The report goes on to give additional detail about new coverage benefits and how many Kansans are affected. It also acknowledges that in Kansas, Medicare beneficiaries have save over $100 million on prescription drugs because of new cost sharing in that program.
It’s been a busy few months as we reached the ACA enrollment deadline. There are lots of reports of how many are actually enrolled (about 8 million with the latest report). The White House also announced that 35% of those who signed up for coverage were under 35. Twenty-eight percent are between the ages of 18 and 34, falling just shy of the administration’s 40% target. This demographic is needed to keep premium levels down, and to offset the costs of insuring older, and likely sicker, enrollees.
As importantly there have been several recent surveys showing that the rates of the uninsured are dropping. For a good summary of those reports and explanations of what they mean see http://www.californiahealthline.org/articles/2014/4/17/surveys-highlight-acas-effect-on-us-uninsured-rate
Because some consumers will be eligible for special enrollment periods and KanCare enrollment is year-round, we expect to see the insured rate increase over time. We will be sure to pass along the most recent data on the number of Kansas’s successful enrollments as they are made available – so stay tuned!

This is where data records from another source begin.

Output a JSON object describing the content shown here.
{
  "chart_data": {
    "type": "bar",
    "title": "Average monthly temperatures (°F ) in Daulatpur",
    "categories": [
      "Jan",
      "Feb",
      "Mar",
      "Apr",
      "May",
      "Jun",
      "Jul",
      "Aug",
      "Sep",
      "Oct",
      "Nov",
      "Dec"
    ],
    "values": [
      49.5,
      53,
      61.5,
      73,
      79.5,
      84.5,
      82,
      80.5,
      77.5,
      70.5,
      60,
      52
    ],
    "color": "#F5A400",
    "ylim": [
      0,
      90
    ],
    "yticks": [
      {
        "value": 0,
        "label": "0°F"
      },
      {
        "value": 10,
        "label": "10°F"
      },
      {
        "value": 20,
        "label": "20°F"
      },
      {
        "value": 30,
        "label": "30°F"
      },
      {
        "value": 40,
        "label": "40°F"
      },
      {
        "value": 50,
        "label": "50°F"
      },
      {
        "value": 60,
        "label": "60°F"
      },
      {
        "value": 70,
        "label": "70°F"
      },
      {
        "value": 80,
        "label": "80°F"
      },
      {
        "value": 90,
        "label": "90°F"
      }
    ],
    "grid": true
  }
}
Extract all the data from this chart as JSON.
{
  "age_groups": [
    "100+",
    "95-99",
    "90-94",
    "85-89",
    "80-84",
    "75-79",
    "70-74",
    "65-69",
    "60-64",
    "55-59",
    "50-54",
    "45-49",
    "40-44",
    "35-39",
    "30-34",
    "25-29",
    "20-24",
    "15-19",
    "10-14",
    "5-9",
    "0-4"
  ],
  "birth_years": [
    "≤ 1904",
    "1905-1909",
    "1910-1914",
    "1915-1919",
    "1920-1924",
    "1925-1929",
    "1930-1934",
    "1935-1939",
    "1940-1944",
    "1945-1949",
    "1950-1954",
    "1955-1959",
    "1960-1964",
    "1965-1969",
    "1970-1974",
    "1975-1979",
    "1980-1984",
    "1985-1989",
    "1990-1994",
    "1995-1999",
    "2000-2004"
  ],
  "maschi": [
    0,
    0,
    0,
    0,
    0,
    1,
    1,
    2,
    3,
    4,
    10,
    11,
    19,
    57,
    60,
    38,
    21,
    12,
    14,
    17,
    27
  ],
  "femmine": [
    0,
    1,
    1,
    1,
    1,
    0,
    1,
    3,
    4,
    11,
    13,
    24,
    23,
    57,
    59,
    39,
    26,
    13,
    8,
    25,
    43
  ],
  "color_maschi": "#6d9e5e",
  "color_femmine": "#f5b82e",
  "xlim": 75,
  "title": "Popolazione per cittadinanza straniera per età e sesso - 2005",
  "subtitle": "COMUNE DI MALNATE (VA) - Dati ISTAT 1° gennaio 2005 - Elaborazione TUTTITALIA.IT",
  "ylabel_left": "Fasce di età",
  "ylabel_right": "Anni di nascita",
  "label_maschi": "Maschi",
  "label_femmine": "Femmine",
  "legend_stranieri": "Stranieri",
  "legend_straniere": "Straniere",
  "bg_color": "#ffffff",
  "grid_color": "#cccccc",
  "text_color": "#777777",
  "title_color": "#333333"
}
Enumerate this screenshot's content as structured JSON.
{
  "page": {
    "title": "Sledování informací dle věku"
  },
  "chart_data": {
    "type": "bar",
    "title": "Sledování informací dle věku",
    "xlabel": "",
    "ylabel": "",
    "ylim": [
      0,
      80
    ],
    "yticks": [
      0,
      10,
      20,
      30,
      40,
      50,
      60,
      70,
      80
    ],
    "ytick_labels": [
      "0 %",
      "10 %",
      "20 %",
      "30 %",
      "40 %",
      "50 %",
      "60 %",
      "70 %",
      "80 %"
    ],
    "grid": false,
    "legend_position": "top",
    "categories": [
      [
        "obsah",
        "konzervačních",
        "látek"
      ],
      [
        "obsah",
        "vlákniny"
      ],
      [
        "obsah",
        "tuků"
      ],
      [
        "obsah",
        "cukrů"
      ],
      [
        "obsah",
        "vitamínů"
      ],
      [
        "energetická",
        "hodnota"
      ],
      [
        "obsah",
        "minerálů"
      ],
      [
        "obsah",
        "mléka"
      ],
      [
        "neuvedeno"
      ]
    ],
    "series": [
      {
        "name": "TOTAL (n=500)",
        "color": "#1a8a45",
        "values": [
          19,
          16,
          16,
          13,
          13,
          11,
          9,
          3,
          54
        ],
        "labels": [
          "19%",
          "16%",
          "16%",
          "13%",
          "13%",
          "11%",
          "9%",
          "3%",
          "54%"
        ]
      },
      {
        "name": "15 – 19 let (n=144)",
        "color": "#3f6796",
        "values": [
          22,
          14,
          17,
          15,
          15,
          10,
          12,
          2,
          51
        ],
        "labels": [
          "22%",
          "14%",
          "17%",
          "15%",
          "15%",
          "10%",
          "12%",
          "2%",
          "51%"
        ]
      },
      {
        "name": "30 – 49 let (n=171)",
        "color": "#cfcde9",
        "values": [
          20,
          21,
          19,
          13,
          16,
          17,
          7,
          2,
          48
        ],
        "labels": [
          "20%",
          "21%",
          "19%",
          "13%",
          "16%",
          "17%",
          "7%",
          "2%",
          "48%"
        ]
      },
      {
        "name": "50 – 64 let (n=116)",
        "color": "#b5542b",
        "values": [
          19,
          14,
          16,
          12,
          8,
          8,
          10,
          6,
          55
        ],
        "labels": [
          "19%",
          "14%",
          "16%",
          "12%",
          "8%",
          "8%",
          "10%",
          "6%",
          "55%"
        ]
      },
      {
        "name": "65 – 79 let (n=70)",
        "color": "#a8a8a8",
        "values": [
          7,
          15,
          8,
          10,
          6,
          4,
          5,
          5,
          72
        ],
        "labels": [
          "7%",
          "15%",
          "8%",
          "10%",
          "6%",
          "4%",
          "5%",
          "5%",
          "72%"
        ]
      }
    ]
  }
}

There are important questions to be answered and I suspect we will see research trying to answer these in the coming months:
• Who is still uninsured?
– What are their options?
– What will states do re Medicaid expansion?
• Who is now uninsured who was previously insured?
– Some very high cost counties, region and age
– What happened with cancellations? Who was affected? Is new option better?
– Did mandate work consistently across populations?
• Is insurance affordable? In whose terms? And through time (are premiums rising more or less than before?)
• Has more insurance led to better health outcomes for individuals? How has it affected community vitality?